—Je sais bien.

—Laisse faire, va, mon coco! Quand nous aurons amassé assez de pépètes, nous irons nous retirer dans notre patelin; nous choisirons un coin dans les Pyrénées ... Et si jamais je revois un homme, si jamais un de ces mufles-là ... Ah! nom d’une potence! il fera chaud!»

Magimier, avec sa toquade, vint déranger ce rêve idyllique et culbuter ce château en Espagne. D’abord il trouva moyen d’emmener Clara en voyage, en Suisse la première fois, en Italie l’année suivante, et de la séparer ainsi de Léonce et de sa clientèle. A leur retour d’Italie, il lui demanda de cohabiter avec lui, et il lui offrait pour cela de tels avantages pécuniaires que, malgré toute sa tendresse pour le petit homme, elle dut le sacrifier.

«Mais ne t’inquiète pas, mon Léonce, nous nous verrons tout de même! Mon singe ne sera pas toujours sur mon dos: ça serait malheureux! J’irai chez toi ... Nous nous arrangerons ... Puis, tu sais, si tu as besoin d’une couple de louis?

—Ce ne sera plus la même chose, ce ne sera plus comme avant!

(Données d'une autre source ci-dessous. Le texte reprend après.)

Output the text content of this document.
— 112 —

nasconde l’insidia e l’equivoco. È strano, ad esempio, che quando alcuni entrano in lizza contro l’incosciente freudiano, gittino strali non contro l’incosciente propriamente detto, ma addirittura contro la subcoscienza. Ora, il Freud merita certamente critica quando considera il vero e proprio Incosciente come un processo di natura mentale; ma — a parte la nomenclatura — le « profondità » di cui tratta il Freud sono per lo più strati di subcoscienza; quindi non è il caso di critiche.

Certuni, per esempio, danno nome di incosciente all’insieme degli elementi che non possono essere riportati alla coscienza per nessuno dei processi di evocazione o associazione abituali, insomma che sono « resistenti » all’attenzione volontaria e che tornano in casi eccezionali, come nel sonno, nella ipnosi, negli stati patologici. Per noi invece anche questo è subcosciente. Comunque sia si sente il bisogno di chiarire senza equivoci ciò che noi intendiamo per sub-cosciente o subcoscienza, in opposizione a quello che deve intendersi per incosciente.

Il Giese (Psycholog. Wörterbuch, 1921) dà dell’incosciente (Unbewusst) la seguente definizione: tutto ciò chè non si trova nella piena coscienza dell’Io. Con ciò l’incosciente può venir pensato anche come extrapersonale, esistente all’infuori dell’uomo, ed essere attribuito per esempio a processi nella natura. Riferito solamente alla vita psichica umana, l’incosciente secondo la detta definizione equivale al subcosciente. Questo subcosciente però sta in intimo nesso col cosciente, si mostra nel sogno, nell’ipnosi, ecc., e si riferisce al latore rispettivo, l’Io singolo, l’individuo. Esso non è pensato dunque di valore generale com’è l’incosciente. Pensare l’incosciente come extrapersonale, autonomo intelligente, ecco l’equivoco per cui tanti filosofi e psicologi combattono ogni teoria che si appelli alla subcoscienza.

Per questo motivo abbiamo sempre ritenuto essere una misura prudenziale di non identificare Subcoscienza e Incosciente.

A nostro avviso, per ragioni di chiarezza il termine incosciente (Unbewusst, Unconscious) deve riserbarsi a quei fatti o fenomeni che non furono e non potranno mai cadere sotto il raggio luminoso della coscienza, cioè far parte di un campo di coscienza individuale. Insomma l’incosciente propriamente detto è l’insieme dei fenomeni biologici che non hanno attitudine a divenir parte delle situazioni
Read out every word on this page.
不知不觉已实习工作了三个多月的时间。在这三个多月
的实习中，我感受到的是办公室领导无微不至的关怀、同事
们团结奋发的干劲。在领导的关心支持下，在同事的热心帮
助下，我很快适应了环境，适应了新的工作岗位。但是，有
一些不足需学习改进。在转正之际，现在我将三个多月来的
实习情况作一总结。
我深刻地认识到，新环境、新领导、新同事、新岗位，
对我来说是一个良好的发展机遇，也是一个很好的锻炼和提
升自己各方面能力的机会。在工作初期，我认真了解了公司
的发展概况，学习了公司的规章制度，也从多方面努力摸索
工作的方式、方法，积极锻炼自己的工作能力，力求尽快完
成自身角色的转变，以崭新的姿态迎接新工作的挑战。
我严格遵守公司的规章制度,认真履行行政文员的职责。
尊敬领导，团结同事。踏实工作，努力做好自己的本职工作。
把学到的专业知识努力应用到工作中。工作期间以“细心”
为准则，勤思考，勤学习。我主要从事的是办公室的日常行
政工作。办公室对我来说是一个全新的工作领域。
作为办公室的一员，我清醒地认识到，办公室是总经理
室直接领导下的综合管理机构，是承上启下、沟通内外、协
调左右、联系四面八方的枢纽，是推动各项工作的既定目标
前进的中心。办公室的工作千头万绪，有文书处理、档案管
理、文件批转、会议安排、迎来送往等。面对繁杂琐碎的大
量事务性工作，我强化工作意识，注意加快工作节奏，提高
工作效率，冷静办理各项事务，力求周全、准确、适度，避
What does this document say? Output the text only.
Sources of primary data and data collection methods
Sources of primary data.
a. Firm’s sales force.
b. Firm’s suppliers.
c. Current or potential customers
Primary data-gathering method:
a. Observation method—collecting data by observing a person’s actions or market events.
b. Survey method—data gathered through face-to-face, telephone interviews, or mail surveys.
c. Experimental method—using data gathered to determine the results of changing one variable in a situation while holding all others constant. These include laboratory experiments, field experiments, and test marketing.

—Mais si! Mais si! Ça vaudra même bien mieux. Voyons, est-ce que ça ne vaut pas mieux d’en avoir un seul, attitré, assuré, au lieu de trente-six? Dis? Toi-même, avoue-le, conviens-en! Tu sais bien que je n’aime que toi, mon Léonce, que c’est avec toi seul que je puis être heureuse, avec toi seul que je peux vivre?

—Bien oui, mais alors ... il y a mon loyer! Je ne peux plus aller chez toi ...

—Ne t’inquiète pas! Je suis là pour payer. Quand on s’aime, ce n’est pas comme quand on ne s’aime pas! Il n’y a pas à rougir de s’entr’aider. Tu en ferais autant pour moi ...

—Ah certes oui! S’il n’y avait qu’à vouloir!

—Tu me l’as dit souvent: «La vraie supériorité de la femme sur l’homme, c’est d’avoir toujours su se faire nourrir par lui;» c’est-à-dire par celui ou par ceux qu’elle n’aime pas. Ceux qu’elle aime, c’est tout différent! Elle ne leur demande rien, au contraire, elle se plaît ... C’est son devoir! On fait bourse commune, pas, mon chien-chien? C’est comme si nous étions mariés: tout ce que j’ai, c’est à toi; tout ce que tu possèdes m’appartient.»